Lorsque j’ai interrogé Álvaro Uribe sur les tensions qui caractérisent ses relations avec son ancien ministre de la Défense qui n’est autre que l’actuel président de la Colombie, Juan Manuel Santos, il m’a répondu qu’il ne voulait pas parler de ses «tristesses personnelles». Mais il n’a pas hésité à faire référence aux régressions que connaît, selon lui, le pays:
«Je n’ai pas fait un paradis, mais j’ai mis le pays sur la bonne voie. Or, à l’heure actuelle, je m’inquiète de son évolution», m’a-t-il confié.
Le recul actuel
Concrètement, il a dénoncé le regain d’insécurité et des «signaux équivoques en matière de relations internationales et de soutien à la démocratie». Sur ce dernier point, et s’agissant de la relation plus harmonieuse entre son successeur et Hugo Chávez, il m’a expliqué sur un ton appuyé:
«L’un des problèmes, c’est la complaisance de certains gouvernants vis-à-vis des dictateurs.
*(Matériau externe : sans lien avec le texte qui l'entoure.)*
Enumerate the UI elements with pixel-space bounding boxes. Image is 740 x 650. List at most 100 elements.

Moi, je ne me suis pas montré complaisant à l’égard de ces nouvelles dictatures (…) [En échange de cette relation apaisée], le gouvernement du Venezuela a remis au président Santos des prix de consolation, des membres de bas niveau des FARC. Les vrais chefs continuent de bénéficier de la protection du Venezuela.»
J’ai également branché Uribe sur le soutien inconditionnel de l’ancien président brésilien, Lula da Silva, à Chávez, et lui ai demandé de développer le message qu’il avait posté sur Twitter:
«Lula combattait Chávez en son absence et, en la présence de Chávez, il tremblait».
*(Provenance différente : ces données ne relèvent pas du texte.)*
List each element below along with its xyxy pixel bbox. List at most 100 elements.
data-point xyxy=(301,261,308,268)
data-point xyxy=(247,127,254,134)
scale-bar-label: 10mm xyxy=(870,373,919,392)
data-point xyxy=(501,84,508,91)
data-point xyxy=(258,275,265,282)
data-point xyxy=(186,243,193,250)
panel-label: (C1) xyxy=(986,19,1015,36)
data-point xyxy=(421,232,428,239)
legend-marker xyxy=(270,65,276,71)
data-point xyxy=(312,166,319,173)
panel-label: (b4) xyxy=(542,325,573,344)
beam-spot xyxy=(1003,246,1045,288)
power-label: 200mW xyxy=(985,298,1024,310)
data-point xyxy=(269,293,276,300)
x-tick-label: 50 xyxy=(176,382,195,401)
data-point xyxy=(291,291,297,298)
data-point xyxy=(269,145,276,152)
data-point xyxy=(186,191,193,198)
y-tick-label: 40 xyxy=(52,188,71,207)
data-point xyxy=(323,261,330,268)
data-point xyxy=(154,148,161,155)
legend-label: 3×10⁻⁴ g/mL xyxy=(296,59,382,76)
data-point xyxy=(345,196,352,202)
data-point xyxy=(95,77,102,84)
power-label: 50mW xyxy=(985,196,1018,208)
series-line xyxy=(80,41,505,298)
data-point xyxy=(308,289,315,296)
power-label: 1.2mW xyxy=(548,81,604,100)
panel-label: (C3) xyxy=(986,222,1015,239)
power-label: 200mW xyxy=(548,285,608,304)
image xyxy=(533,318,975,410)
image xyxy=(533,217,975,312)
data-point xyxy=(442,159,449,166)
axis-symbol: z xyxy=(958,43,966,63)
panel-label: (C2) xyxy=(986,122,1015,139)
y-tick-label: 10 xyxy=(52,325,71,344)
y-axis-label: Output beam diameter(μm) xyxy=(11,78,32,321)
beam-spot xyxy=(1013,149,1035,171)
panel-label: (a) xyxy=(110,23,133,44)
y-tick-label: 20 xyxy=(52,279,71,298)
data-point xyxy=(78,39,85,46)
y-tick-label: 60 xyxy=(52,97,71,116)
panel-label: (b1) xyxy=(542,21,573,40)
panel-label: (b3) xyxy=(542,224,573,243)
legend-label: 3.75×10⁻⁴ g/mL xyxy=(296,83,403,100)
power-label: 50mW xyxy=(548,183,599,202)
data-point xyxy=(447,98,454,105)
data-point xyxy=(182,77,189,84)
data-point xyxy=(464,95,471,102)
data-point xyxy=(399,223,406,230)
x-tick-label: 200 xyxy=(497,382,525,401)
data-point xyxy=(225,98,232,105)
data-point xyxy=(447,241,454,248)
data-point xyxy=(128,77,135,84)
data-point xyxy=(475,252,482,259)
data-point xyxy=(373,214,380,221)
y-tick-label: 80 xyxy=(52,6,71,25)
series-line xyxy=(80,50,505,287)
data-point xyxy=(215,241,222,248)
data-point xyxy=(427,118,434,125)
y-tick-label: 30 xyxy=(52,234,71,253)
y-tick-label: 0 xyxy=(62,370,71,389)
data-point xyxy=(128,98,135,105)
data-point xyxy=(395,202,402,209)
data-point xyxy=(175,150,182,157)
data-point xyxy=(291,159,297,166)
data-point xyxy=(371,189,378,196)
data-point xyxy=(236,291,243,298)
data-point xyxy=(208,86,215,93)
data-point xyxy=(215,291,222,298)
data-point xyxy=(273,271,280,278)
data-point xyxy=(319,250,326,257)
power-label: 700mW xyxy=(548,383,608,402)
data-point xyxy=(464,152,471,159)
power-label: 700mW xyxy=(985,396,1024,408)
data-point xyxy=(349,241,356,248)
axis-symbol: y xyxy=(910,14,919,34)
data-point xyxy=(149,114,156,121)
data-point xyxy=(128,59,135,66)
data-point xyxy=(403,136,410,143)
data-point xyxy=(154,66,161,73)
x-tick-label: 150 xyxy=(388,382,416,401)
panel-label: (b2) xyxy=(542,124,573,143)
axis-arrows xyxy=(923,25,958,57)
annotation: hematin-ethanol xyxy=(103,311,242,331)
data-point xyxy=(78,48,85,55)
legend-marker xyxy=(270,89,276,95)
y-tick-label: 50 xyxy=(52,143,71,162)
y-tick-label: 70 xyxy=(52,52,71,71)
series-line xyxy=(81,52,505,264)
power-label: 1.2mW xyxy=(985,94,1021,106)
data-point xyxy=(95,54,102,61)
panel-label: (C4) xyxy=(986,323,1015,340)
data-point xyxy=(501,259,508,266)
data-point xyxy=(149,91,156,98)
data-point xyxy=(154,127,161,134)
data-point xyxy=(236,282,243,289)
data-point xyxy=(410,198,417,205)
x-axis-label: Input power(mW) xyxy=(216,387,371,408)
Un sourire roublard se dessina sur ses lèvres, puis il me dit: «Restons-en là…».
Enfin, j’ai voulu savoir pourquoi il était si attaqué en Colombie? Ce à quoi il a répondu:
«Lorsque j’ai pris des décisions difficiles, qui étaient nécessaires, je savais que je touchais aux intérêts de groupes très puissants —les criminels et leurs alliés bien établis dans la société et la politique— et je savais qu’ils ne me pardonneraient jamais. J’en paie aujourd’hui les conséquences.»
Pour ses millions de sympathisants, c’est une évidence. Pour ses détracteurs les plus farouches, en revanche, c’est encore un subterfuge d’Uribe visant à les faire taire. Une chose est sûre, au terme du mandat d’Álvaro Uribe, la situation générale de la Colombie s’était nettement améliorée.